I wanted to point out three of these clean energy SPACs today, all of which recently closed their mergers, because I believe they have the qualities growth investors want: a good idea being executed well right now with tremendous potential for profits in the market.
Clean Energy SPAC #1: Li-Cycle Holdings (LICY)
Market cap $2 billion
By the end of the decade, 90% of lithium demand will be for batteries. That will raise the price of the commodity and put a strain on supplies. Li-Cycle recycles li-ion batteries through a closed-loop process that generates no waste and involves no combustion, cleanly producing lithium and other battery components ready for resale. Its plants in New York and Ontario can process 10,000 metric tons a year right now. Two more facilities, in Arizona and Alabama, will open in 2022, doubling capacity. The company has a fairly simple plant model that allows for quick expansion, too. In addition to traditional recycling sources, Li-Cycle has deals to collect scrap from numerous battery makers who discard as much as 30% of lithium in manufacturing. Scrap lithium volumes that will quintuple by 2025, the company says. Further down the line: massive volumes from end-of-life recycling from EVs. Sales hit $1.7 million in its latest quarter and will be up 50% to 100% this quarter as the business ramps up to full utilization of capacity. Li-cycle closed its SPAC merger in early August and white shoe Wall Street analysts have just noticed the business. They’re saying shares can rise 40% to 50%.

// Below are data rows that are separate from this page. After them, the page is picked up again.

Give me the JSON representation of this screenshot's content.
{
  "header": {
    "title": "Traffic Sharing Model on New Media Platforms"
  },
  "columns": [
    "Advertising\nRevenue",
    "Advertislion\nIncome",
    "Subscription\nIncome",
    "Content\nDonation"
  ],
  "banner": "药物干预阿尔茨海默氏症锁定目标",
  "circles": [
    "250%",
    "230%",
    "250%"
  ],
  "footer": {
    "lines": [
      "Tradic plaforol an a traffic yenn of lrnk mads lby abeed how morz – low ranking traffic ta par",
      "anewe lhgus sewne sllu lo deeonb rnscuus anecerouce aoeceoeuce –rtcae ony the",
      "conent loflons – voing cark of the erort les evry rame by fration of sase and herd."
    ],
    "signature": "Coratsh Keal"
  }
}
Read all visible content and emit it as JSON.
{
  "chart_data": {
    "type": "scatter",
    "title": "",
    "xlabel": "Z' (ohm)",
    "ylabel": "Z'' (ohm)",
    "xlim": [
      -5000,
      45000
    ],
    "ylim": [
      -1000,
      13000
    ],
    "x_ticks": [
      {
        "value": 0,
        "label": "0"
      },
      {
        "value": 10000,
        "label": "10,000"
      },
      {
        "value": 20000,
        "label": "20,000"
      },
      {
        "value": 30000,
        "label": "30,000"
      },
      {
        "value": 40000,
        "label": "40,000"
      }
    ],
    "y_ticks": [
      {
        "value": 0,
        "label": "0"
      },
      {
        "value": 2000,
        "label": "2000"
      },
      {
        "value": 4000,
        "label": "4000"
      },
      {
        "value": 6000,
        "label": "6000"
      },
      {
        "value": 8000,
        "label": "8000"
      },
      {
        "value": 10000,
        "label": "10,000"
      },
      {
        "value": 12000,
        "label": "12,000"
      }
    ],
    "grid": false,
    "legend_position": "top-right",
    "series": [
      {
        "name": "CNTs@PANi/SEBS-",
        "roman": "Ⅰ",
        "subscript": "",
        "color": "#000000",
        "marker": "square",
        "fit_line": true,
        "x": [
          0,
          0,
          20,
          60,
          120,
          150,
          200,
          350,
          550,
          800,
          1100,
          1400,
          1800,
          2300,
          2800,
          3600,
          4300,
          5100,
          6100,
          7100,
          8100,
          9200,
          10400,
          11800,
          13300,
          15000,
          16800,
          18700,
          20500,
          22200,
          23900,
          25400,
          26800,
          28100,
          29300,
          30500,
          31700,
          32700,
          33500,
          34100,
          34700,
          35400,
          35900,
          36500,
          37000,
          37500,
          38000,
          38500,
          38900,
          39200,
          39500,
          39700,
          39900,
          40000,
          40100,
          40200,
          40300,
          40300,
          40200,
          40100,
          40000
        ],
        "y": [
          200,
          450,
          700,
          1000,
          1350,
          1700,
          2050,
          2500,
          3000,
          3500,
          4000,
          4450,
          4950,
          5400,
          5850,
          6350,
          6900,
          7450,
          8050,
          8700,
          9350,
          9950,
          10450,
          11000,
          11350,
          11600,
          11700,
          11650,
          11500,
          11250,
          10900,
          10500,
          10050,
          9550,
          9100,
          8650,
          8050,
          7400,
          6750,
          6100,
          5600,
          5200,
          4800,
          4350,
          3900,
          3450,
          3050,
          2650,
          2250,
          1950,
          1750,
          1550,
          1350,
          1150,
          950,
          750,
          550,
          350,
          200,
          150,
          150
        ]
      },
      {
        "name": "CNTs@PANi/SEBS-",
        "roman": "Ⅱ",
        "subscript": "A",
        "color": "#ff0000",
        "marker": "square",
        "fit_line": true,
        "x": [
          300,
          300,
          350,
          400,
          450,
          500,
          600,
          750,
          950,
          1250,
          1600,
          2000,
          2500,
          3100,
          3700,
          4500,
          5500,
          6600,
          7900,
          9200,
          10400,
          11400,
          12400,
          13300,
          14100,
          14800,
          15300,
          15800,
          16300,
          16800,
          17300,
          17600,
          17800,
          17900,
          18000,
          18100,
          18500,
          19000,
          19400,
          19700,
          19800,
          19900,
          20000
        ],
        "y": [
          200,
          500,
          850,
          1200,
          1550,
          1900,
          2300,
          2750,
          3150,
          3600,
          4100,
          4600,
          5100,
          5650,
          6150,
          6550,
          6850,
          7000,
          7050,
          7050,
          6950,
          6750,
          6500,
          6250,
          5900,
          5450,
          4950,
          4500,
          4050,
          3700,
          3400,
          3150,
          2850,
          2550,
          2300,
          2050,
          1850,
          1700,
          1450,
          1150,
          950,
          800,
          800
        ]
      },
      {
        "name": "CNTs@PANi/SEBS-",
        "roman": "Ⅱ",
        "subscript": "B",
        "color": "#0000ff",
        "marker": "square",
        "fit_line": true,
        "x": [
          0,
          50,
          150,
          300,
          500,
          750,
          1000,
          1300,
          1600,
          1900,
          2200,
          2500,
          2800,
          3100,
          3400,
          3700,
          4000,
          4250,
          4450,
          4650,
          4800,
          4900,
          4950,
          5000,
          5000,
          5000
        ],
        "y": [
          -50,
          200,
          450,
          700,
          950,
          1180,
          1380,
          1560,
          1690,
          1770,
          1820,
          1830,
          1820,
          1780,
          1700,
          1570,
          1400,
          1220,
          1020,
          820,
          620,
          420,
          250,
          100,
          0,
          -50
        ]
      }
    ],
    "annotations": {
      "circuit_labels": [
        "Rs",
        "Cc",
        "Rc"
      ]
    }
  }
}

Clean Energy SPAC #2: ReNew Energy (RNW)
Market cap $4.18 billion
ReNew is India’s largest renewable electricity company, with 5.9 gigawatts (GW) of capacity and another 5.6 GW committed (in developed and/or with signed awards), split roughly evenly between wind and solar. It just bought 99MW of hydropower in India, its first foray into water. Renewable energy on a utility scale costs less than traditional fossil fuel power in India without any subsidies, meaning renewable power demand is expected to meet all of India’s electricity growth. The country will triple its electrical demand in the next decade, which in effect means renewables will grow 10-fold from today. Overall, ReNew will generate $699 million in revenue this year, has $905 million in committed sales for 2022 and $1.1 billion the year after that. EBITDA margins are huge at 83% (yes, 83%) and seen edging higher in coming years. Goldman Sachs owns 32% of the company with the Canada Pension Plan Board owning 13% as the second-largest shareholder. The SPAC merger completed in mid-August.
Clean Energy SPAC #3: Volta (VLTA)
Market cap $1.5 billion
Volta operates EV charging stations. In 2020, it generated $25 million in sales from 1,507 locations in the U.S. and says it will make $47 million this year from about twice that. Volta’s business model is to combine display advertising with charging: basically putting ads on charger displays about the size of ads you see on mall directories. The company likes to put chargers at or near retailers where ads can generate immediate spending. Part of its thesis is that food retailers in particular will want Volta charging stations on their property and food brands will want to advertise on them. Why? Because gas stations actually really make their profits from food purchases. With no need for gas, that spending becomes up-for-grabs. In the long term, Volta says it can apply artificial intelligence to station and ad data to drive further advances, including information and planning services it can sell.
In my Greentech Advisor, we purchased the warrants of these three. Warrants are cheaper than shares and offer a better chance for multi-bagger-style gains. But SPAC warrants come with caveats around mandatory redemptions and expiration dates, plus trading tends to be very volatile. Buying shares of these outright can be a less volatile while offering a lot of long-term upside for aggressive growth investors.